The question had always bothered him, but it was nothing compared with the heat of need that flared up inside of him.

“Did you, ah, bring any packing tape for those boxes?” she asked in an obvious attempt to change the subject.

“It’s in the car.”

“Good. Good.” She looked at him, then away. “Did I thank you for the coffee?”

She must feel the tension, too. Sexual awareness sparked whenever they were in the same room. Lurking… taunting…promising. He only knew one way to make it go away.

He moved toward her. She took a step back. Her eyes were wide, her cheeks flushed. He could see how quickly she was breathing. Then she was standing still and he was next to her. He reached for her.

She ducked and spun away. “Are you hungry? I’m starving. Have you had breakfast? There are a couple of great places in town. Come on. I’ll show you. We don’t even have to take the car. That’s one of the nice things about living in Titanville. It’s like a little village. Everything is so close together.”

She hurried past him.

He could have caught her and drawn her to him. He could have held her and kissed her and made her want to surrender. But he didn’t. There would be plenty of time for that when she moved in to his place. Plenty of time to take her slowly, patiently, easing her over the edge so that she had no choice but to fall. In six months he would let Lexi go, but until then he would own every part of her.

She paused to slip on shoes, grab her purse, then they were out in the cool morning and walking the two blocks to the main part of town.

“My great-great-grandfather was a known gambler and womanizer,” she said, speaking quickly and keeping at least a foot between them. “He was good at both, constantly winning at cards and bedding any lady he chose, including the mayor’s wife and the preacher’s sister. More than one school teacher left in disgrace, pregnant and unmarried. Shifty gamblers came in from all over to challenge him to a game or two of poker. When he won again and again, they accused him of cheating. Fights broke out. It was a disaster for everyone who wasn’t him. The townspeople couldn’t tell him to leave. He owned more land than anyone around, but his way of life was ruining theirs. So they had a meeting and asked him what it would take to get him to settle down. To give up the cards and limit his womanizing ways to trips out of town.”

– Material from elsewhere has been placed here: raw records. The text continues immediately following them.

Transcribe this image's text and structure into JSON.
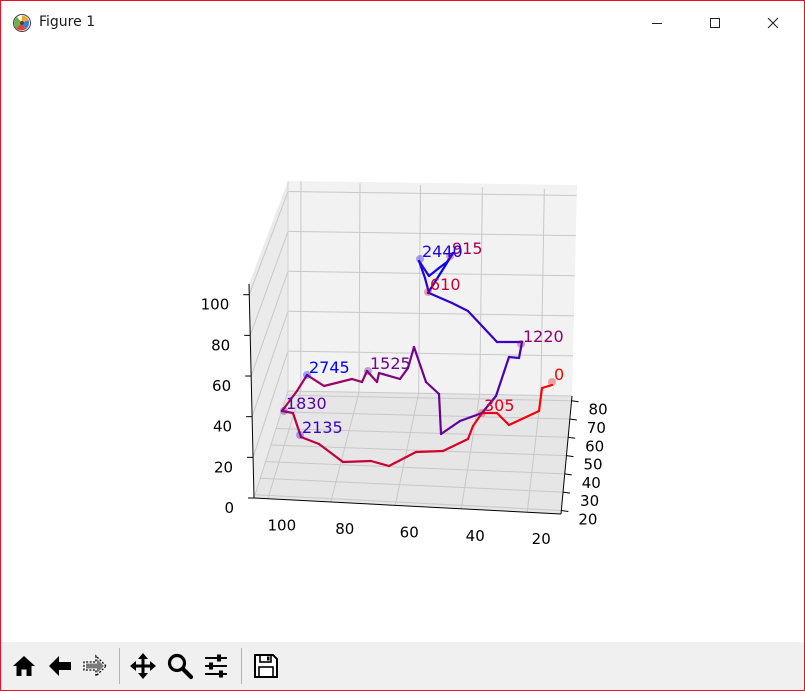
{
  "window": {
    "title": "Figure 1",
    "icons": {
      "app": "matplotlib-icon",
      "minimize": "minimize-icon",
      "maximize": "maximize-icon",
      "close": "close-icon"
    },
    "border_color": "#e81123"
  },
  "toolbar": {
    "buttons": [
      {
        "name": "home-button",
        "icon": "home-icon"
      },
      {
        "name": "back-button",
        "icon": "arrow-left-icon"
      },
      {
        "name": "forward-button",
        "icon": "arrow-right-icon"
      },
      {
        "name": "pan-button",
        "icon": "move-icon"
      },
      {
        "name": "zoom-button",
        "icon": "magnifier-icon"
      },
      {
        "name": "configure-subplots-button",
        "icon": "sliders-icon"
      },
      {
        "name": "save-button",
        "icon": "floppy-disk-icon"
      }
    ]
  },
  "chart_data": {
    "type": "line",
    "projection": "3d",
    "title": "",
    "grid": true,
    "color_gradient": {
      "start": "#ff0000",
      "end": "#0000ff"
    },
    "x_axis": {
      "ticks": [
        "100",
        "80",
        "60",
        "40",
        "20"
      ],
      "range": [
        10,
        105
      ]
    },
    "y_axis": {
      "ticks": [
        "20",
        "30",
        "40",
        "50",
        "60",
        "70",
        "80"
      ],
      "range": [
        20,
        90
      ]
    },
    "z_axis": {
      "ticks": [
        "0",
        "20",
        "40",
        "60",
        "80",
        "100"
      ],
      "range": [
        0,
        105
      ]
    },
    "labeled_points": [
      {
        "label": "0",
        "index": 0
      },
      {
        "label": "305",
        "index": 305
      },
      {
        "label": "610",
        "index": 610
      },
      {
        "label": "915",
        "index": 915
      },
      {
        "label": "1220",
        "index": 1220
      },
      {
        "label": "1525",
        "index": 1525
      },
      {
        "label": "1830",
        "index": 1830
      },
      {
        "label": "2135",
        "index": 2135
      },
      {
        "label": "2440",
        "index": 2440
      },
      {
        "label": "2745",
        "index": 2745
      }
    ]
  }
}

Cruz looked at the sign on the side of the road. It read, Welcome to Titanville-the best little town in the whole damn country.

“He wanted the town?”

“He wanted it named after him. There were a few other things. That he still got to sleep with the school teachers, as long as he found them a good husband when he was done, and something with water rights. They struck a deal. Titanville was born and my great-great-grandfather settled down. The shifty drifters went away and the town prospered. A triumph of government over the Wild West.”

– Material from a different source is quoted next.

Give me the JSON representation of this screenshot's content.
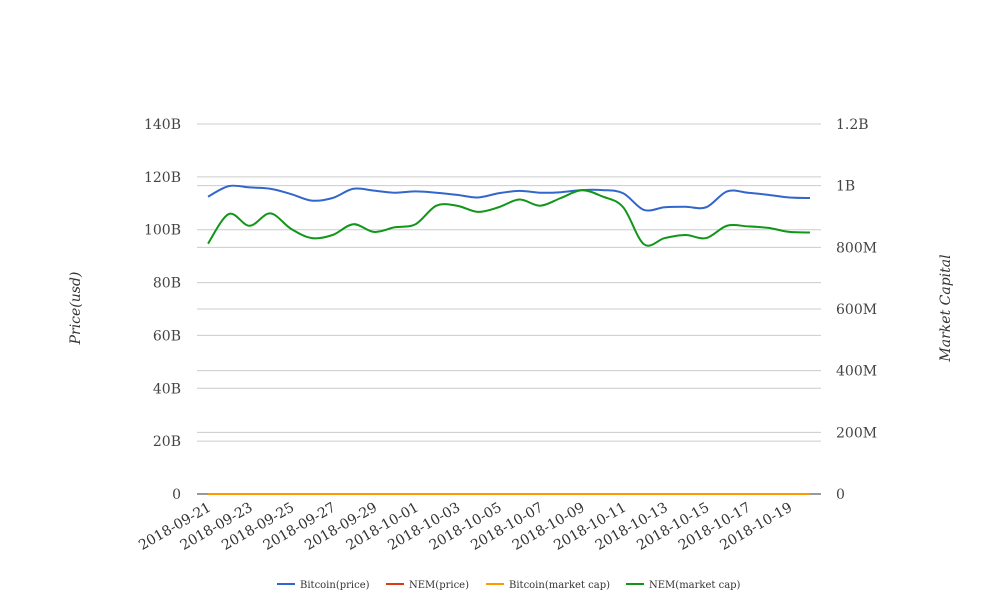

She pointed out the various businesses. “We used to stop for candy there, on the way home from school,” she said. “That restaurant has the best Chinese food. Skye got her first kiss under that awning, in the rain.”

He glanced around at the quiet, clean streets, the perfectly maintained storefronts. It was like something on Nick at Nite. Not real. The world of his youth was a tiny house at the end of a narrow street. Abandoned cars filled front yards and the sound of gunfire meant Julio was out on parole again.

“It’s a mixed blessing,” she said. “Having everyone know who you are. I could never know if people were being nice because that’s how they were or if it was about my father. A lot of times it was about my father.”

She waved as a sheriff’s car drove by. “That’s my friend, Dana. She’s a deputy in town. Like I said, I have access to the law.”

He grinned. “If you’re trying to threaten me, you’re going to have to do a better job than that.”

She led them into a diner. “I’m working with what I have. You should respect that.”

“I respect everything about you.”

“If only that were true.”

They stepped into a small restaurant that looked as if it had lost a fight with a calico delivery truck. Every surface was covered with the tiny floral print, including the tables, the walls and the cushions on the wooden chairs.